Provinsi DKI Jakarta menerapkan pajak progresif untuk jumlah kepemilikan kendaraan lebih dari satu unit. Penerapan pajak progresif di Jakarta masih mengacu pada tarif berdasarkan Peraturan Daerah No. 1 Tahun 2024 tentang Pajak Daerah dan Retribusi Daerah. Berikut rincian tarif PKB kepemilikan dan/atau penguasaan oleh orang pribadi:
Tarif Pajak Progresif
Tarif PKB ditetapkan secara progresif atau bertingkat untuk kepemilikan kedua dan seterusnya sesuai dengan jenis kendaraan berdasarkan kategori jumlah roda kendaraan. Misalnya, jika orang pribadi memiliki satu motor dan satu mobil, maka masing-masing kendaraan diperlakukan sebagai kepemilikan pertama karena jumlah roda kendaraan berbeda sehingga tidak dikenakan tarif progresif. Jadi kamu baru akan dikenai pajak progresif bila punya mobil lebih dari satu ataupun motor lebih dari satu.

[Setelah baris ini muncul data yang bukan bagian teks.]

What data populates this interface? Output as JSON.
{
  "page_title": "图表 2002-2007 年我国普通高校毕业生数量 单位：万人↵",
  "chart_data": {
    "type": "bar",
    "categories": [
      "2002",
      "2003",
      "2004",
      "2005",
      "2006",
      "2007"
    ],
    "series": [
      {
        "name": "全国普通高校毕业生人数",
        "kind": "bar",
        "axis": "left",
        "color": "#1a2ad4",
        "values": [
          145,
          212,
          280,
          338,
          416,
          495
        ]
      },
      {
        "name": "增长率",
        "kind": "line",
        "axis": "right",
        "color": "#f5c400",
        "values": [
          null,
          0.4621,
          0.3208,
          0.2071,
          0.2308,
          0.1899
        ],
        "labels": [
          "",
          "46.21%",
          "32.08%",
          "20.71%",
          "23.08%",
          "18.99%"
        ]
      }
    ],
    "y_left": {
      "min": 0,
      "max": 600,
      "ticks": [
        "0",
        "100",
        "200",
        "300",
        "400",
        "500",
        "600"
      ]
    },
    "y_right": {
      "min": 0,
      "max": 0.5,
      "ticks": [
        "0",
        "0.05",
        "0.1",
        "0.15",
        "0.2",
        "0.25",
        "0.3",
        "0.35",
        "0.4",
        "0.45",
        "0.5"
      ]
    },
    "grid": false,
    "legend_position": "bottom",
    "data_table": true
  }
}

Mobil-motor Atas Nama Perusahaan Tak Kena Pajak Progresif
Nah tapi bisa juga nih mobil dan motor yang lebih dari satu itu nggak kena pajak progresif. Dengan catatan, mobil dan motor yang jumlahnya lebih dari satu itu terdaftar atas nama badan alias perusahaan. Tertulis dalam Pasal 7 ayat (3) Peraturan Daerah No. 1 Tahun 2024, tarif PKB (pajak kendaraan bermotor) atas kepemilikan dan/atau penguasaan oleh Badan ditetapkan sebesar 2% dan tidak dikenakan pajak progresif. Tarif tersebut setara dengan kendaraan pertama milik pribadi.

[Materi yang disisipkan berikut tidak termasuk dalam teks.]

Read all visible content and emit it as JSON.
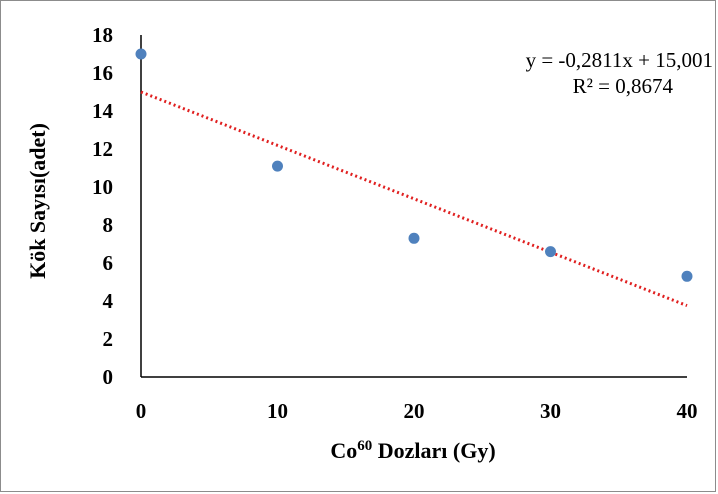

“Kendaraan Bermotor yang dimiliki oleh Badan dikenakan tarif tunggal yakni sebesar 2% (dua persen) dan tidak dikenakan tarif pajak progresif, hal ini dimaksudkan sebagai dukungan Pemerintah Provinsi DKI Jakarta kepada pelaku usaha,” demikian dikutip dari penjelasan perdanya.
Ada penjelasan mengapa kendaraan atas nama perusahaan tidak dikenakan pajak progresif. Kendaraan atas nama perusahaan tidak dikenakan pajak progresif sebagai dukungan Pemprov DKI Jakarta untuk pelaku usaha.